40% in a cluster in Ahmedabad, 36% in Dharavi had antibodies against COVID-19 in May, shows sero survey
This means 40% of the individuals whose blood samples were tested to check for antibodies against the virus in a containment zone in the city had contracted the disease and recovered quietly.
NEW DELHI: A sero-survey exercise undertaken by the Indian Council of Medical Research in containment areas across 10 COVID19 hotspot cities in May had shown the highest—40 percent—seropositivity in a cluster in Ahmedabad, TNIE has gathered.
This means that 40 percent of individuals whose blood samples were tested to check for antibodies against the virus in a containment zone in the city were found to have a past history of infection—suggesting they had contracted the disease and recovered quietly.
Nearly 36 per cent of the samples collected from Mumbai’s Dharavi, Asia’s biggest slum with a population of over 8.5 lakh, also had antibodies against SARS CoV 2—indicating that the actual number of detected COVID19 cases in the area were just the tip of the iceberg.
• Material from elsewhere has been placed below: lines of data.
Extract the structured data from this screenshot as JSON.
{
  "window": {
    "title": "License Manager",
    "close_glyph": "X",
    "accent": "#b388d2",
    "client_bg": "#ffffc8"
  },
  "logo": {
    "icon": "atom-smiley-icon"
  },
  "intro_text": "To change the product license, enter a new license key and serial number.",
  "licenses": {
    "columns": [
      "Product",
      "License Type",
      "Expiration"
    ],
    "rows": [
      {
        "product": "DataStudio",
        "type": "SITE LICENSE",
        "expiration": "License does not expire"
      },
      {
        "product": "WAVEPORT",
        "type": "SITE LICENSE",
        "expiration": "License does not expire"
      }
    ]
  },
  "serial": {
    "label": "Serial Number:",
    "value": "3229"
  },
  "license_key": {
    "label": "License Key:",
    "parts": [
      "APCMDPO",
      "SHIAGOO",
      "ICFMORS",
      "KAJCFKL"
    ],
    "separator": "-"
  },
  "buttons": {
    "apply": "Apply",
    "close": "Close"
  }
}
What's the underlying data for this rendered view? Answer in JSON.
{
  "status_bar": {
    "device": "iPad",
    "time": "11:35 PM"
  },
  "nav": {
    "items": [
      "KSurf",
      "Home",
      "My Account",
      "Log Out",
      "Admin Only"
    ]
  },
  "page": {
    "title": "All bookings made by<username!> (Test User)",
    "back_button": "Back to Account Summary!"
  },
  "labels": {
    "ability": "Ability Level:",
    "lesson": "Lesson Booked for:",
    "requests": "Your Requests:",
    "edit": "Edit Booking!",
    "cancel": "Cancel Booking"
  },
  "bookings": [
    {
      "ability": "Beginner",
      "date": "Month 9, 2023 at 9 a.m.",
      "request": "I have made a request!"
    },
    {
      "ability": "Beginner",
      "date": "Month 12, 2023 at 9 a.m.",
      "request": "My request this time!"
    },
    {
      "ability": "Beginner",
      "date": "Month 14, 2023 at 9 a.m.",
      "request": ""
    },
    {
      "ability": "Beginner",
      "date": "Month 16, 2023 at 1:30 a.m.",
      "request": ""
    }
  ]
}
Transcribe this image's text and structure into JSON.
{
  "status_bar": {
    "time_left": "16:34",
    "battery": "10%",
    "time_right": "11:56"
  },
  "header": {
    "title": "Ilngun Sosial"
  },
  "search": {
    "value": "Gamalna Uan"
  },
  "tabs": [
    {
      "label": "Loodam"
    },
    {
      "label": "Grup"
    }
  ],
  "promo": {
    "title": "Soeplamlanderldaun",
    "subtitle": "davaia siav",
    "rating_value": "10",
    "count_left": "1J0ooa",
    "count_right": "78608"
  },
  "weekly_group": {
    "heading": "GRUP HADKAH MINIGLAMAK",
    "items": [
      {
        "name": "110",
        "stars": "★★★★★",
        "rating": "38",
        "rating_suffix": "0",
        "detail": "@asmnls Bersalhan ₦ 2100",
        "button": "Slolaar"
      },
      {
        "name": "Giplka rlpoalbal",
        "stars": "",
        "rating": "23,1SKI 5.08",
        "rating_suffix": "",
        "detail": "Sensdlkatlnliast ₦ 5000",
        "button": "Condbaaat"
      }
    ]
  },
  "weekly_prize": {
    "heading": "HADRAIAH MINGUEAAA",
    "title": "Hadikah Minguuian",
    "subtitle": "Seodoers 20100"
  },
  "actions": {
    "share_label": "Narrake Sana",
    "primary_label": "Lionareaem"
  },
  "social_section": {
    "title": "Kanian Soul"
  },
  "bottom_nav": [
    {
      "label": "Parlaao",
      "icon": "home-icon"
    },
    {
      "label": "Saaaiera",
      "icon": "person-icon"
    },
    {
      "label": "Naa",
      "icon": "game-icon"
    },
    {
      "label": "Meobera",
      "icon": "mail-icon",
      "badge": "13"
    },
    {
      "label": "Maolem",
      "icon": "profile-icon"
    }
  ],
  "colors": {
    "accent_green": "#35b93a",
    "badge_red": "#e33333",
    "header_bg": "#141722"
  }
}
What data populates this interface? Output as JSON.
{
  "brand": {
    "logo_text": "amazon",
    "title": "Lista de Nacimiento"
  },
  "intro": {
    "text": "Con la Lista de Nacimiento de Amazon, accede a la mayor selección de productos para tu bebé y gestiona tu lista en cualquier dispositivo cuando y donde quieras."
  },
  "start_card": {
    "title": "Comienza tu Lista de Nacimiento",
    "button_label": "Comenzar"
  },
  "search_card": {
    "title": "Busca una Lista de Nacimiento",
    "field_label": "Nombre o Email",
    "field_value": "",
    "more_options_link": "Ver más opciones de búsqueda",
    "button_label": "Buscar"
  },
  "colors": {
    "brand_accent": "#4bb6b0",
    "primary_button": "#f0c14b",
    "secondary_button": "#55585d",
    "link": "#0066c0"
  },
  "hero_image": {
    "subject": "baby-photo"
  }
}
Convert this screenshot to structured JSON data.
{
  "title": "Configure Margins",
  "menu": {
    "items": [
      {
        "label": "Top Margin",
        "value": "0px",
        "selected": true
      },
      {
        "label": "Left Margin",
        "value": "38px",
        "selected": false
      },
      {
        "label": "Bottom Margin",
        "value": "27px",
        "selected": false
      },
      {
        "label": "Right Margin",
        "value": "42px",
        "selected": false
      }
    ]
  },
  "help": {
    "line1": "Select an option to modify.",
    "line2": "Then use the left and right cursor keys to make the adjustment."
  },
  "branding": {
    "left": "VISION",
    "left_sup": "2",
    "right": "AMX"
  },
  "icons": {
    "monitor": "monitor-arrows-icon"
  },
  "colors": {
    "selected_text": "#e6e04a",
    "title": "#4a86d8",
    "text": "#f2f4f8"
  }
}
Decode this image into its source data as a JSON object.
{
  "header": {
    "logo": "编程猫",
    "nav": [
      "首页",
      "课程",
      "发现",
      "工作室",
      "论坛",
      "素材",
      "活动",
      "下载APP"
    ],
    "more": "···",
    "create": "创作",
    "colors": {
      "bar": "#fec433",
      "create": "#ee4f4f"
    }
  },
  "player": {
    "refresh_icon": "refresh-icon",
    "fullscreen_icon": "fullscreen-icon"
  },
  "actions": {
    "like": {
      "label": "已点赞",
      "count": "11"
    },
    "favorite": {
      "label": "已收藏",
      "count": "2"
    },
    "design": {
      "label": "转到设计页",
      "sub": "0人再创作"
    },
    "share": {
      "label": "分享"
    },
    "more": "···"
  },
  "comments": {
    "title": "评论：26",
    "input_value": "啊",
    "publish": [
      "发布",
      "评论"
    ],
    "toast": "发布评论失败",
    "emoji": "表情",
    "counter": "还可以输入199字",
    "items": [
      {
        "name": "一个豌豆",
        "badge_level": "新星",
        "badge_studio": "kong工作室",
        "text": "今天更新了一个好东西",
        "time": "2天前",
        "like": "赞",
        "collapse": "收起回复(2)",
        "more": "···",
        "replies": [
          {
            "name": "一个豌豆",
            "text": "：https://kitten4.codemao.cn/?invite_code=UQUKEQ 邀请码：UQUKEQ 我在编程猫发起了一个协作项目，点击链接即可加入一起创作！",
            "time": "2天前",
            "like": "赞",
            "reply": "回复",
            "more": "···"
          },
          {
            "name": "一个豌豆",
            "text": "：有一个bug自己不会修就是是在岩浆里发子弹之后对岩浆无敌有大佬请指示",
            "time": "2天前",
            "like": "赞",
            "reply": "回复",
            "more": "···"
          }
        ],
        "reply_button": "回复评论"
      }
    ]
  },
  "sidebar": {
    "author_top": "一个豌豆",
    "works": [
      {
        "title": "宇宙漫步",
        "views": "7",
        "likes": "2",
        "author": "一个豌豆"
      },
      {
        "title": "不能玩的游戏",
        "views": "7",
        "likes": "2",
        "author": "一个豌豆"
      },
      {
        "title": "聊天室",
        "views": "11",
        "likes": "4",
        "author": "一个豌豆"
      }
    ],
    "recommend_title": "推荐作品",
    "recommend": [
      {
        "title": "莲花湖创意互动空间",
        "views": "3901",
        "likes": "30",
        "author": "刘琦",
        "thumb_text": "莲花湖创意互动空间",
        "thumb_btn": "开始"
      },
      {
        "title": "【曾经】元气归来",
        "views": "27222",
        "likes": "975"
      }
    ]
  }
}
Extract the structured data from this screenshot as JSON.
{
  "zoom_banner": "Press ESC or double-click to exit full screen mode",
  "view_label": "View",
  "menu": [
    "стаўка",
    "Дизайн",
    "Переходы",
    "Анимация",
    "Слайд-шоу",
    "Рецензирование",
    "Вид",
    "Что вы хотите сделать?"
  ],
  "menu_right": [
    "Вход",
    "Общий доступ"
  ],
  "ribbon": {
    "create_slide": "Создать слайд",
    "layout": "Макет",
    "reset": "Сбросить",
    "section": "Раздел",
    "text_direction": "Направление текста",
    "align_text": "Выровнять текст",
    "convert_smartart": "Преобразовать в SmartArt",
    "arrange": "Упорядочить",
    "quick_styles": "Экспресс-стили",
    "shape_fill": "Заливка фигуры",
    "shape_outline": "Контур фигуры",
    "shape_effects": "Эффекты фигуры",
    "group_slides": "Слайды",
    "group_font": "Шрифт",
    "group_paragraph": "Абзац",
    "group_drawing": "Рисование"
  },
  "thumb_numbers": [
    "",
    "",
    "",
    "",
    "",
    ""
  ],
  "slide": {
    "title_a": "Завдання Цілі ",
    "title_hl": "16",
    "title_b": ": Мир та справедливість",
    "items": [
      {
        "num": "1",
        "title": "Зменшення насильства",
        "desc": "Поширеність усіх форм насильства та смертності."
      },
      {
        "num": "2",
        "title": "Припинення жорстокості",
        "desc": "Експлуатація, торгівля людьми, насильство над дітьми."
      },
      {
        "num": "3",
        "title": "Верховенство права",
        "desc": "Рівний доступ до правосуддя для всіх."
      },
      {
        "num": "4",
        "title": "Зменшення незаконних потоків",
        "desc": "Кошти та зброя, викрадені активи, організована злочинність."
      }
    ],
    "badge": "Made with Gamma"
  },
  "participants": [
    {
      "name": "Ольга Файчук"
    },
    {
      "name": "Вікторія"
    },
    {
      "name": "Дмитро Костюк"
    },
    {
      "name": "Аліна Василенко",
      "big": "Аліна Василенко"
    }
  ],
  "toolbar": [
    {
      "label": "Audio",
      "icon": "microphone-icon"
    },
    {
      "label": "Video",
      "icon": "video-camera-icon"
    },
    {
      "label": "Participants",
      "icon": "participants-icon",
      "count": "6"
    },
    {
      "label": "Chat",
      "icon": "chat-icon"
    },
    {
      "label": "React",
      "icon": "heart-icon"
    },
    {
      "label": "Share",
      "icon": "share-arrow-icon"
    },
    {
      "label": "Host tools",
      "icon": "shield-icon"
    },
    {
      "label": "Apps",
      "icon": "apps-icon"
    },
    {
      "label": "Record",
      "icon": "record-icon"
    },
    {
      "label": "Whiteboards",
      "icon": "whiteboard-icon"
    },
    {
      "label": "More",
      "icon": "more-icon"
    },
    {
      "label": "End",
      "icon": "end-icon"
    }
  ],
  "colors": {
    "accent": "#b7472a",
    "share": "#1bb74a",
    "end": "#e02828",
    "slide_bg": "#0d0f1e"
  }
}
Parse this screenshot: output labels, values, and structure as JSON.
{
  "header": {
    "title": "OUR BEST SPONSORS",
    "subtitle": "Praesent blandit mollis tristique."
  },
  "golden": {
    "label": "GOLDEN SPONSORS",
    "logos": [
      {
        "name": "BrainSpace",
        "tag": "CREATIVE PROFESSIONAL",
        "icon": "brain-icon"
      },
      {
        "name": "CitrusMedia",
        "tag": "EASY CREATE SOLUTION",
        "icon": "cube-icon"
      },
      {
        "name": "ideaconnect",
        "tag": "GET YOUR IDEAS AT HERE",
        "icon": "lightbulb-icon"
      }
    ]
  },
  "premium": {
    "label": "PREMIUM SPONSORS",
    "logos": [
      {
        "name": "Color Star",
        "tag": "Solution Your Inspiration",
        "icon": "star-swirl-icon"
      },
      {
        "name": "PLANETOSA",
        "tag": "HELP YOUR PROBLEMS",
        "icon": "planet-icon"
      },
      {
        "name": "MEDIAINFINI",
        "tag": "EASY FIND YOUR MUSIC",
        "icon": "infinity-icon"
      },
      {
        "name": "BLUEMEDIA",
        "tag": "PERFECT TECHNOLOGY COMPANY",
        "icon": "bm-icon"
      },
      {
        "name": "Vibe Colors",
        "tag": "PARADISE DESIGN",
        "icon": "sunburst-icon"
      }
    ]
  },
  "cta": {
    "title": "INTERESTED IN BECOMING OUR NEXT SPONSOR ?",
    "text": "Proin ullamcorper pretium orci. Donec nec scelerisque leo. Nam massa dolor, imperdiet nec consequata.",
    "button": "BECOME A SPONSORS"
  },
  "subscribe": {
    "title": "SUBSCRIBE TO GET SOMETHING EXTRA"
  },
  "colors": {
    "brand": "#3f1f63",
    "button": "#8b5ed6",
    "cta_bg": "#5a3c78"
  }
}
Seropositivity range in most other clusters in the worst-hit cities where the exercise was carried out however was found to be in the range of 15-30 per cent, as reported by TNIE earlier.
These findings as part of a two-part sero-survey research study will soon be published by the ICMR’s Indian Journal of Medical Research after a delay of several weeks and severe criticism of the Council.
The cities where the samples from containment areas were tested included Mumbai, Ahmedabad, Pune, Delhi, Kolkata, Indore, Thane, Jaiupr, Chennai and Surat—which at that time contributed a total of 70 per cent of COVID19 caseloads in the country.
A total of 500 samples were collected from 10 randomly picked containment zones in each of these cities to test for presence of the antibodies.
The study had been undertaken by the ICMR, with support from the World Health Organization, India and the National Centre for Disease Control, in order to assess the true spread of the disease in May.
As IgG antibodies against the virus appear typically three weeks after the infection, it has been assessed that the first pan-India sero-survey would have given the disease spread status till April end.
It was only earlier this week that the full report of the sero-survey, carried out in about 20,000samples from 69 districts ahmin 21 states categorised on the basis of zero to high caseloads and 5000 samples in 10 hotspot cities, was shared with an expert committee on COVID19 surveillance and epidemiology under the ICMR before it is formally published.
“The report has almost confirmed the long-standing view that despite strict lockdown measures in the early period of pandemic outbreak in India, the virus had been transmitted rampantly in many cities,” said a committee member.
“The findings also explain the swift decline COVID19 cases in areas like Dharavi starting June where the disease at one point looked uncontrollable and suggests that many localities in badly hit cities may have reached herd immunity already, as expected epidemiologically.”
Another member said that finding also confirmed that the quality of ELISA testing kit used for the exercise was good.
“Very low seropositivity was found in areas with zero or low cases while it was remarkably high in areas with high caseloads—consistent with the detected spread of the disease,” said.
The government so far has revealed only one figure from the massive exercise saying that the overall infection rate in non-hotspot districts was found to be 0.73 per cent.
A second nationwide survey is already being planned and could begin later this month or in early August.